Answers Are Easy, Questions Are Hard
June 6, 2007 Aza Raskin has had a lifelong quest to build the perfect paper airplane (can’t say I share his enthusiasm, but anyways…). In his latest post on the Humanized Weblog, he uses this example to talk about iterative design. He makes an interesting point:
Coming up with a solution is often the most straightforward part of the design process. That isn’t to say that creating the solution is easy, or doesn’t require a deep knowledge and honed skill set. It’s just to say that when you have a set of requirements and a well defined problem, you know where you stand and where you have to get to. It’s mostly straightforward. Much harder is the implicit problem of figuring out exactly what the problem is in the first place. If the problem is vague or ill-defined, the design solution will be too.
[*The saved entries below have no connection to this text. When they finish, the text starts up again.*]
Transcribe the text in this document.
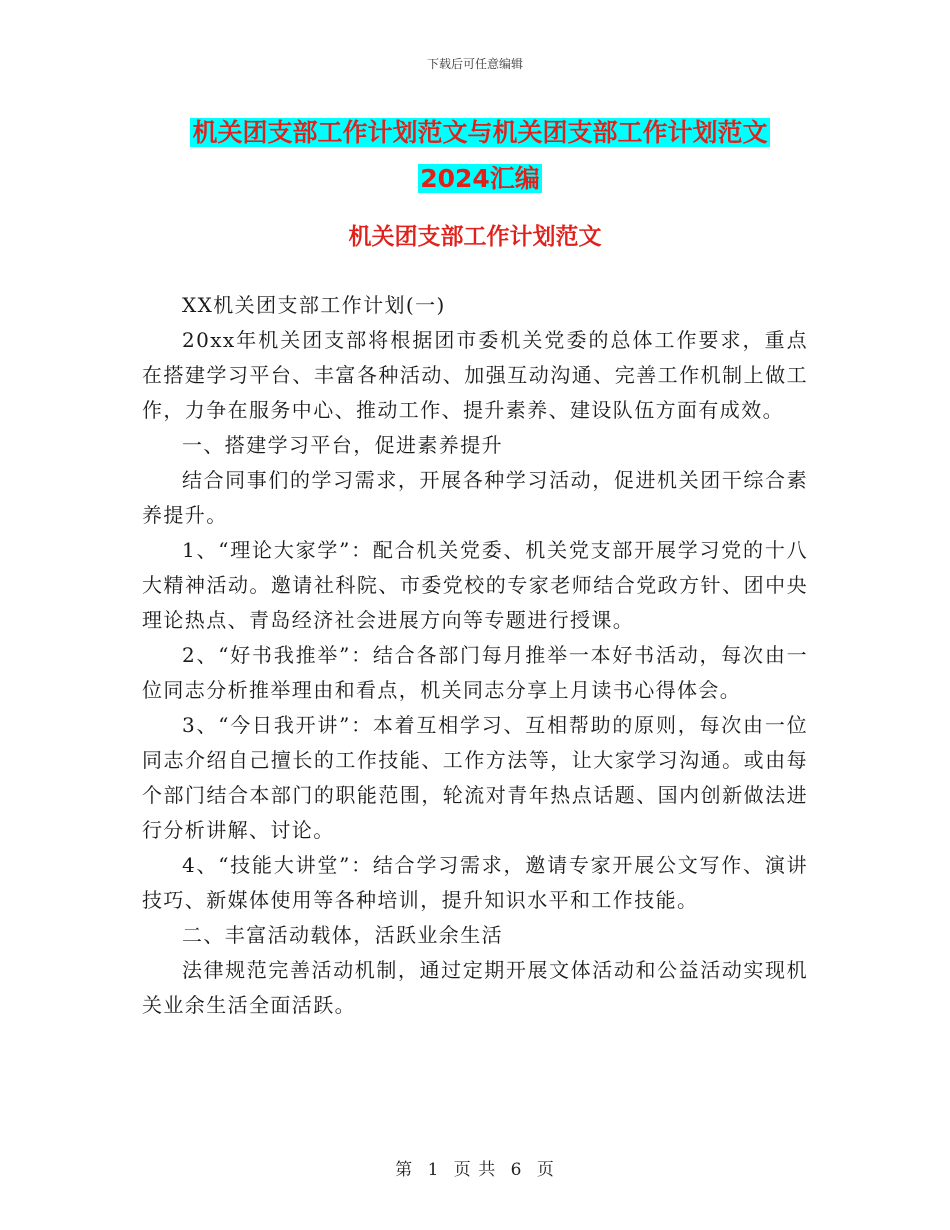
下载后可任意编辑
机关团支部工作计划范文与机关团支部工作计划范文
2024汇编
机关团支部工作计划范文

XX机关团支部工作计划(一)

20xx年机关团支部将根据团市委机关党委的总体工作要求，重点在搭建学习平台、丰富各种活动、加强互动沟通、完善工作机制上做工作，力争在服务中心、推动工作、提升素养、建设队伍方面有成效。

一、搭建学习平台，促进素养提升

结合同事们的学习需求，开展各种学习活动，促进机关团干综合素养提升。

1、“理论大家学”：配合机关党委、机关党支部开展学习党的十八大精神活动。邀请社科院、市委党校的专家老师结合党政方针、团中央理论热点、青岛经济社会进展方向等专题进行授课。

2、“好书我推举”：结合各部门每月推举一本好书活动，每次由一位同志分析推举理由和看点，机关同志分享上月读书心得体会。

3、“今日我开讲”：本着互相学习、互相帮助的原则，每次由一位同志介绍自己擅长的工作技能、工作方法等，让大家学习沟通。或由每个部门结合本部门的职能范围，轮流对青年热点话题、国内创新做法进行分析讲解、讨论。

4、“技能大讲堂”：结合学习需求，邀请专家开展公文写作、演讲技巧、新媒体使用等各种培训，提升知识水平和工作技能。

二、丰富活动载体，活跃业余生活

法律规范完善活动机制，通过定期开展文体活动和公益活动实现机关业余生活全面活跃。

第 1 页 共 6 页
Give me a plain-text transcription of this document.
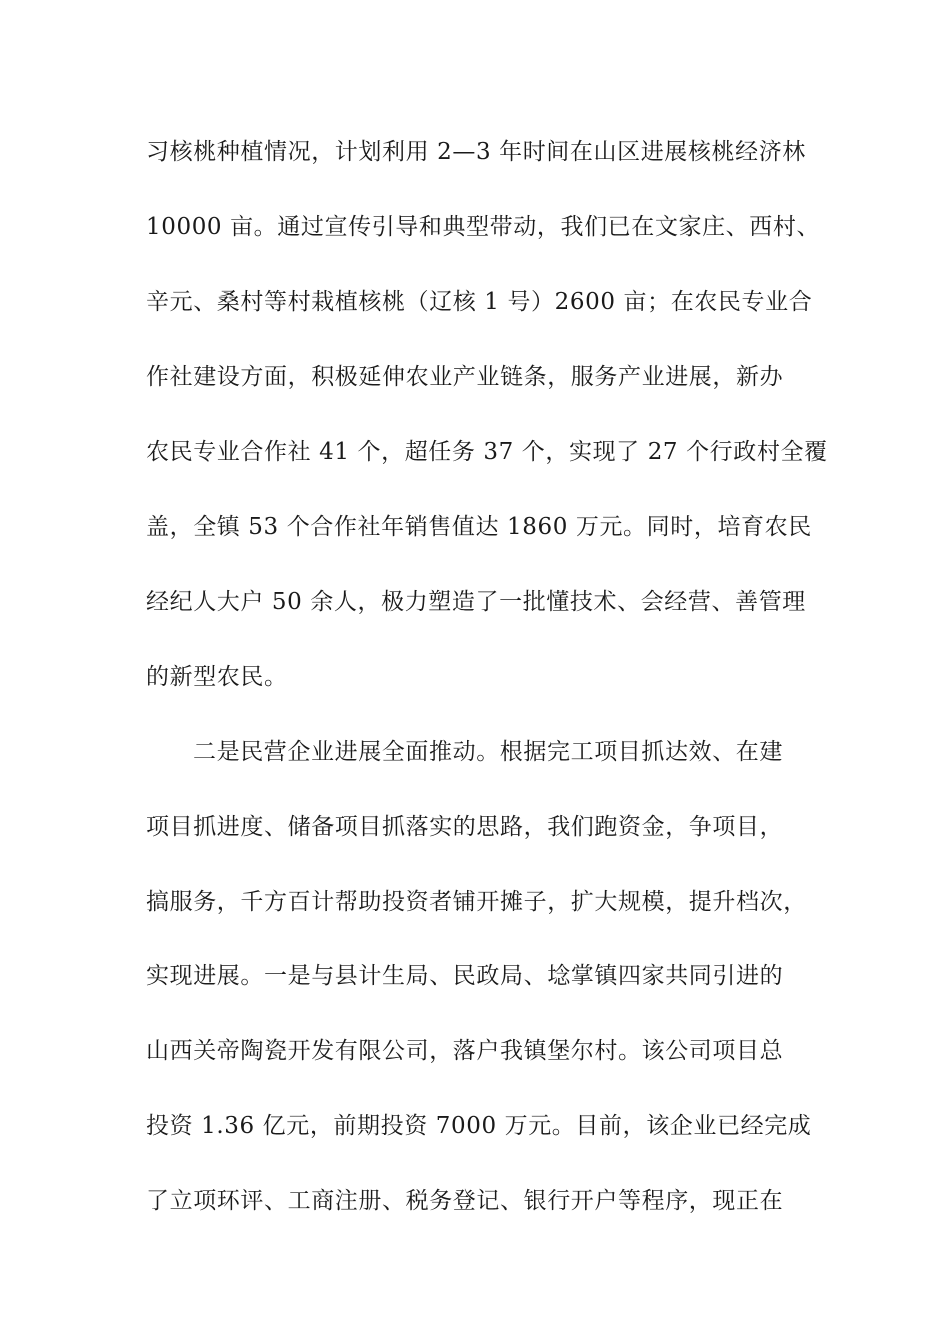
习核桃种植情况，计划利用 2—3 年时间在山区进展核桃经济林
10000 亩。通过宣传引导和典型带动，我们已在文家庄、西村、
辛元、桑村等村栽植核桃（辽核 1 号）2600 亩；在农民专业合
作社建设方面，积极延伸农业产业链条，服务产业进展，新办
农民专业合作社 41 个，超任务 37 个，实现了 27 个行政村全覆
盖，全镇 53 个合作社年销售值达 1860 万元。同时，培育农民
经纪人大户 50 余人，极力塑造了一批懂技术、会经营、善管理
的新型农民。
二是民营企业进展全面推动。根据完工项目抓达效、在建
项目抓进度、储备项目抓落实的思路，我们跑资金，争项目，
搞服务，千方百计帮助投资者铺开摊子，扩大规模，提升档次，
实现进展。一是与县计生局、民政局、埝掌镇四家共同引进的
山西关帝陶瓷开发有限公司，落户我镇堡尔村。该公司项目总
投资 1.36 亿元，前期投资 7000 万元。目前，该企业已经完成
了立项环评、工商注册、税务登记、银行开户等程序，现正在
This is something I’ve always believed: that the hard part is asking the right question. And to digress quite a bit, I think this is a problem that a lot of people have, myself included. In school we are basically handed the problems: “learn this”, “write an essay about that”, etc. We are almost never encouraged to seek out new problems, or even to think creatively about different kinds of answers.
Something I’ve seen in a lot of my friends is that when we finally graduate from university, we don’t know what to do. We are used to being handed narrowly-defined problems, like “finish high school”, “choose a university”, and even “choose a program”. Those last two sound like they are actually difficult, but think about it — all you are doing is picking an item out of a list. It couldn’t get much easier. When we get out into the “real world”, all of a sudden, the questions are much more vague. To do well, you need to practice the same sort of iterative design that Aza talks about: you need to improve both the design and the problem you are trying to solve.
And this is something I’ve actively been trying to do with my research interests. Actually, that’s one of the main reasons I started this blog: to help me sort out the problems in HCI that I am trying to solve. Answers are easy; the hard part is asking the right questions.